Porous nanophase materials open up a novel approach to property tuning due to their high surface-to-volume ratio. Immersed in an electrolyte, high excess charge densities as well as electrochemical surface reactions can reversibly be induced at the interface via potentiostatic control. In this contribution, two different approaches to prepare porous nanophase materials will be presented: On the one hand the compaction of nanocrystalline powders, allowing for a production of nanocomposites, where also insulating components can be charged indirectly via a conducting network. On the other hand the method of dealloying, where the less noble component is electrochemically dissolved from an alloy, resulting in a nanoporous network with extremely fine structures.

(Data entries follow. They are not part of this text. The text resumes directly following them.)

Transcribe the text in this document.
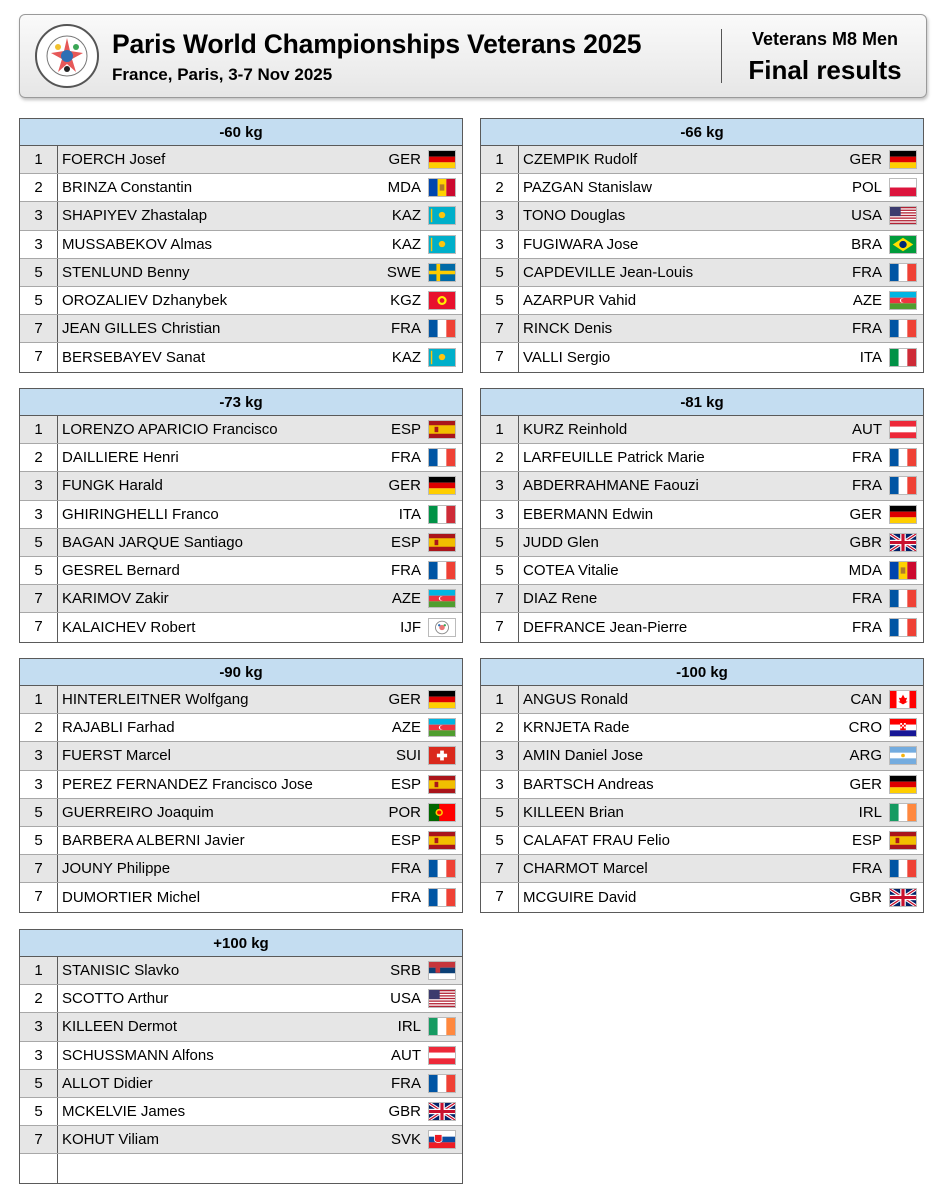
Paris World Championships Veterans 2025
France, Paris, 3-7 Nov 2025
Veterans M8 Men
Final results
-60 kg
1	FOERCH Josef	GER
2	BRINZA Constantin	MDA
3	SHAPIYEV Zhastalap	KAZ
3	MUSSABEKOV Almas	KAZ
5	STENLUND Benny	SWE
5	OROZALIEV Dzhanybek	KGZ
7	JEAN GILLES Christian	FRA
7	BERSEBAYEV Sanat	KAZ
-66 kg
1	CZEMPIK Rudolf	GER
2	PAZGAN Stanislaw	POL
3	TONO Douglas	USA
3	FUGIWARA Jose	BRA
5	CAPDEVILLE Jean-Louis	FRA
5	AZARPUR Vahid	AZE
7	RINCK Denis	FRA
7	VALLI Sergio	ITA
-73 kg
1	LORENZO APARICIO Francisco	ESP
2	DAILLIERE Henri	FRA
3	FUNGK Harald	GER
3	GHIRINGHELLI Franco	ITA
5	BAGAN JARQUE Santiago	ESP
5	GESREL Bernard	FRA
7	KARIMOV Zakir	AZE
7	KALAICHEV Robert	IJF
-81 kg
1	KURZ Reinhold	AUT
2	LARFEUILLE Patrick Marie	FRA
3	ABDERRAHMANE Faouzi	FRA
3	EBERMANN Edwin	GER
5	JUDD Glen	GBR
5	COTEA Vitalie	MDA
7	DIAZ Rene	FRA
7	DEFRANCE Jean-Pierre	FRA
-90 kg
1	HINTERLEITNER Wolfgang	GER
2	RAJABLI Farhad	AZE
3	FUERST Marcel	SUI
3	PEREZ FERNANDEZ Francisco Jose	ESP
5	GUERREIRO Joaquim	POR
5	BARBERA ALBERNI Javier	ESP
7	JOUNY Philippe	FRA
7	DUMORTIER Michel	FRA
-100 kg
1	ANGUS Ronald	CAN
2	KRNJETA Rade	CRO
3	AMIN Daniel Jose	ARG
3	BARTSCH Andreas	GER
5	KILLEEN Brian	IRL
5	CALAFAT FRAU Felio	ESP
7	CHARMOT Marcel	FRA
7	MCGUIRE David	GBR
+100 kg
1	STANISIC Slavko	SRB
2	SCOTTO Arthur	USA
3	KILLEEN Dermot	IRL
3	SCHUSSMANN Alfons	AUT
5	ALLOT Didier	FRA
5	MCKELVIE James	GBR
7	KOHUT Viliam	SVK
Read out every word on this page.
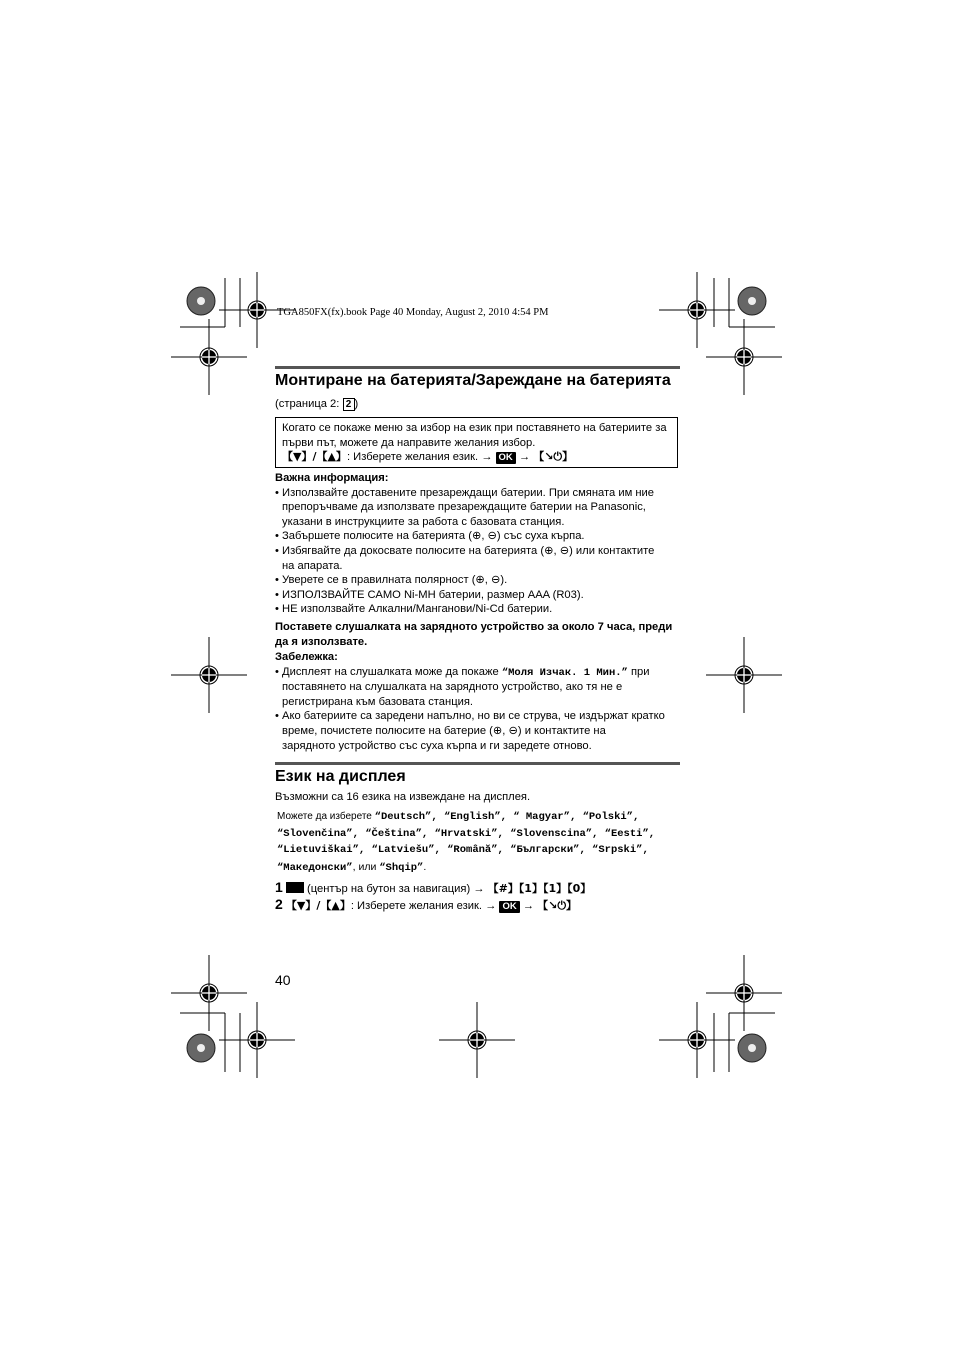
TGA850FX(fx).book Page 40 Monday, August 2, 2010 4:54 PM
Монтиране на батерията/Зареждане на батерията
(страница 2: 2 )
Когато се покаже меню за избор на език при поставянето на батериите за
първи път, можете да направите желания избор.
【▼】/【▲】: Изберете желания език. → OK → 【↘⏻】
Важна информация:
• Използвайте доставените презареждащи батерии. При смяната им ние
препоръчваме да използвате презареждащите батерии на Panasonic,
указани в инструкциите за работа с базовата станция.
• Забършете полюсите на батерията (⊕, ⊖) със суха кърпа.
• Избягвайте да докосвате полюсите на батерията (⊕, ⊖) или контактите
на апарата.
• Уверете се в правилната полярност (⊕, ⊖).
• ИЗПОЛЗВАЙТЕ САМО Ni-MH батерии, размер AAA (R03).
• НЕ използвайте Алкални/Манганови/Ni-Cd батерии.
Поставете слушалката на зарядното устройство за около 7 часа, преди
да я използвате.
Забележка:
• Дисплеят на слушалката може да покаже “Моля Изчак. 1 Мин.” при
поставянето на слушалката на зарядното устройство, ако тя не е
регистрирана към базовата станция.
• Ако батериите са заредени напълно, но ви се струва, че издържат кратко
време, почистете полюсите на батерие (⊕, ⊖) и контактите на
зарядното устройство със суха кърпа и ги заредете отново.
Език на дисплея
Възможни са 16 езика на извеждане на дисплея.
Можете да изберете “Deutsch”, “English”, “ Magyar”, “Polski”,
“Slovenčina”, “Čeština”, “Hrvatski”, “Slovenscina”, “Eesti”,
“Lietuviškai”, “Latviešu”, “Română”, “Български”, “Srpski”,
“Македонски”, или “Shqip”.
1  (център на бутон за навигация) → 【#】【1】【1】【0】
2 【▼】/【▲】: Изберете желания език. → OK → 【↘⏻】
40
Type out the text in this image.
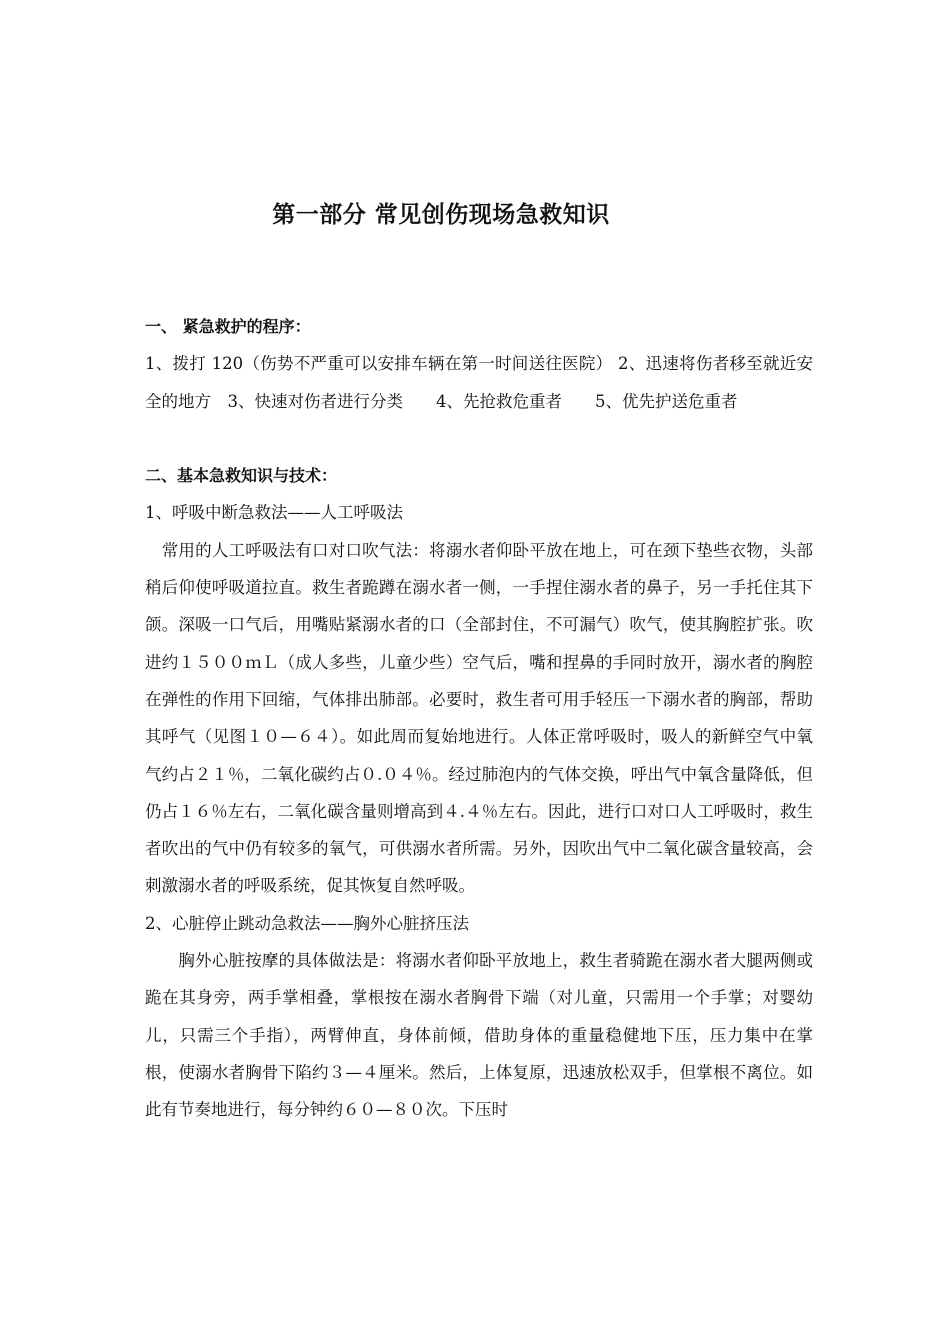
第一部分 常见创伤现场急救知识
一、 紧急救护的程序：

1、拨打 120（伤势不严重可以安排车辆在第一时间送往医院） 2、迅速将伤者移至就近安全的地方　3、快速对伤者进行分类　　4、先抢救危重者　　5、优先护送危重者

二、基本急救知识与技术：

1、呼吸中断急救法——人工呼吸法

　常用的人工呼吸法有口对口吹气法：将溺水者仰卧平放在地上，可在颈下垫些衣物，头部稍后仰使呼吸道拉直。救生者跪蹲在溺水者一侧，一手捏住溺水者的鼻子，另一手托住其下颌。深吸一口气后，用嘴贴紧溺水者的口（全部封住，不可漏气）吹气，使其胸腔扩张。吹进约１５００ｍＬ（成人多些，儿童少些）空气后，嘴和捏鼻的手同时放开，溺水者的胸腔在弹性的作用下回缩，气体排出肺部。必要时，救生者可用手轻压一下溺水者的胸部，帮助其呼气（见图１０—６４）。如此周而复始地进行。人体正常呼吸时，吸人的新鲜空气中氧气约占２１％，二氧化碳约占０.０４％。经过肺泡内的气体交换，呼出气中氧含量降低，但仍占１６％左右，二氧化碳含量则增高到４.４％左右。因此，进行口对口人工呼吸时，救生者吹出的气中仍有较多的氧气，可供溺水者所需。另外，因吹出气中二氧化碳含量较高，会刺激溺水者的呼吸系统，促其恢复自然呼吸。

2、心脏停止跳动急救法——胸外心脏挤压法

　　胸外心脏按摩的具体做法是：将溺水者仰卧平放地上，救生者骑跪在溺水者大腿两侧或跪在其身旁，两手掌相叠，掌根按在溺水者胸骨下端（对儿童，只需用一个手掌；对婴幼儿，只需三个手指），两臂伸直，身体前倾，借助身体的重量稳健地下压，压力集中在掌根，使溺水者胸骨下陷约３—４厘米。然后，上体复原，迅速放松双手，但掌根不离位。如此有节奏地进行，每分钟约６０—８０次。下压时
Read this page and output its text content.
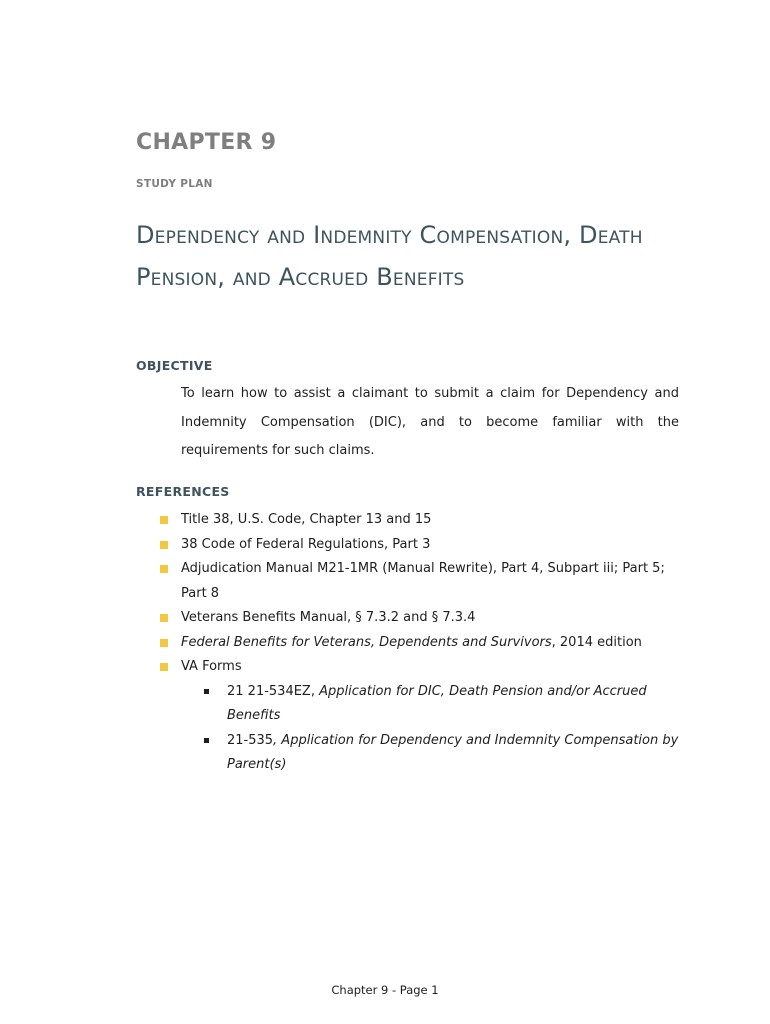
CHAPTER 9
STUDY PLAN
Dependency and Indemnity Compensation, Death Pension, and Accrued Benefits
OBJECTIVE

To learn how to assist a claimant to submit a claim for Dependency and Indemnity Compensation (DIC), and to become familiar with the requirements for such claims.

REFERENCES
Title 38, U.S. Code, Chapter 13 and 15
38 Code of Federal Regulations, Part 3
Adjudication Manual M21-1MR (Manual Rewrite), Part 4, Subpart iii; Part 5; Part 8
Veterans Benefits Manual, § 7.3.2 and § 7.3.4
Federal Benefits for Veterans, Dependents and Survivors, 2014 edition
VA Forms
21 21-534EZ, Application for DIC, Death Pension and/or Accrued Benefits
21-535, Application for Dependency and Indemnity Compensation by Parent(s)
Chapter 9 - Page 1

Case studies of tuning the magnetic and the electrical properties of porous nanophase materials will be presented. The first three-electrode electrochemical in-situ experiments in a SQUID magnetometer were performed, investigating the magnetic moment m of magehemite (γ-Fe2O3), which reveals two regions with a different magnitude of charge coefficient Δm/ΔQ, depending on the material’s oxidation state. The electrical resistance of nanoporous platinum, produced by dealloying of Cu75Pt25, is sensitively influenced by the presence of a strongly-bound, dealloying-induced superficial oxygen state and exhibits a sign inversion of the charge coefficient (ΔR/R0)/ΔQ, which will be discussed in this contribution.
|